Глава 4
Шант, продолговатый континент неправильной формы, чуть больше двух тысяч километров в длину и почти полторы тысячи километров в поперечнике, отделен с севера от темной массы гигантского Караза ста пятьюдесятью километрами воды — проливом Язычников, соединяющим Зеленый и Пурпурный океаны. К югу, за Большой Соленой топью, между Пурпурным и Синим океанами втиснулся третий континент, Паласедра, очертаниями напоминающий трехпалую кисть или вымя с тремя сосками.
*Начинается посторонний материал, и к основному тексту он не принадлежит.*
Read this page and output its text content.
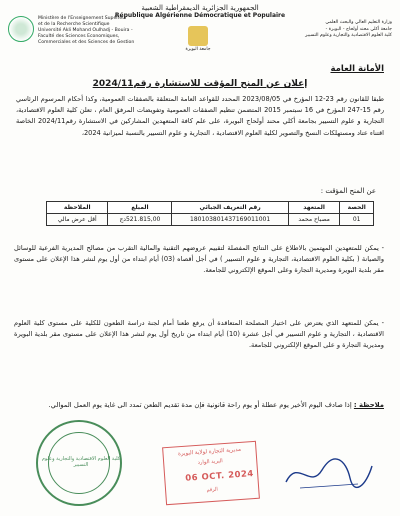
جامعة البويرة
الجمهورية الجزائرية الديمقراطية الشعبية
République Algérienne Démocratique et Populaire
Ministère de l'Enseignement Supérieur
et de la Recherche Scientifique
Université Akli Mohand Oulhadj - Bouira -
Faculté des Sciences Economiques,
Commerciales et des Sciences de Gestion
وزارة التعليم العالي والبحث العلمي
جامعة أكلي محند أولحاج - البويرة -
كلية العلوم الاقتصادية والتجارية وعلوم التسيير
الأمانة العامة
إعلان عن المنح المؤقت للاستشارة رقم2024/11
طبقا للقانون رقم 23-12 المؤرخ في 2023/08/05 المحدد للقواعد العامة المتعلقة بالصفقات العمومية، وكذا أحكام المرسوم الرئاسي رقم 15-247 المؤرخ في 16 سبتمبر 2015 المتضمن تنظيم الصفقات العمومية وتفويضات المرفق العام ، تعلن كلية العلوم الاقتصادية، التجارية و علوم التسيير بجامعة أكلي محند أولحاج البويرة، على علم كافة المتعهدين المشاركين في الاستشارة رقم2024/11 الخاصة اقتناء عتاد ومستهلكات النسخ والتصوير لكلية العلوم الاقتصادية ، التجارية و علوم التسيير بالنسبة لميزانية 2024،
عن المنح المؤقت :
الحصة	المتعهد	رقم التعريف الجبائي	المبلغ	الملاحظة
01	مصباح محمد	180103801437169011001	521.815,00دج	أقل عرض مالي
- يمكن للمتعهدين المهتمين بالاطلاع على النتائج المفصلة لتقييم عروضهم التقنية والمالية التقرب من مصالح المديرية الفرعية للوسائل والصيانة ( بكلية العلوم الاقتصادية، التجارية و علوم التسيير ) في أجل أقصاه (03) أيام ابتداء من أول يوم لنشر هذا الإعلان على مستوى مقر بلدية البويرة ومديرية التجارة وعلى الموقع الإلكتروني للجامعة.
- يمكن للمتعهد الذي يعترض على اختيار المصلحة المتعاقدة أن يرفع طعنا أمام لجنة دراسة الطعون للكلية على مستوى كلية العلوم الاقتصادية ، التجارية و علوم التسيير في أجل عشرة (10) أيام ابتداء من تاريخ أول يوم لنشر هذا الإعلان على مستوى مقر بلدية البويرة ومديرية التجارة و على الموقع الإلكتروني للجامعة.
ملاحظة : إذا صادف اليوم الأخير يوم عطلة أو يوم راحة قانونية فإن مدة تقديم الطعن تمدد الى غاية يوم العمل الموالي.
كلية العلوم الاقتصادية والتجارية وعلوم التسيير
مديرية التجارة لولاية البويرة
البريد الوارد
06 OCT. 2024
الرقم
В полутора тысячах километров к востоку от Шанта из океанских волн поднимаются первые из многих тысяч островов Бельджамара — архипелага, разделяющего Зеленый и Синий океаны. Численность населения Караза остается неизвестной. Паласедрийцев относительно мало. Бельджамарский архипелаг дает убежище и пропитание редким рассеянным группам морских кочевников. Львиная доля населения Дердейна сосредоточилась в шестидесяти двух практически независимых кантонах Шанта, принужденных составлять конфедерацию только волей Человека Без Лица.
Кроме малозаметного федерального правительства в стеклянном городе Гарвии, мозаику Шанта объединяло лишь глубокое взаимное недоверие ее разрозненных частей. Жители каждого кантона считали единственно правильными и достойными всеобщего подражания исключительно свои собственные обычаи, костюмы, диалекты и предрассудки. Все остальное рассматривалось как нездоровое чудачество или безответственная распущенность.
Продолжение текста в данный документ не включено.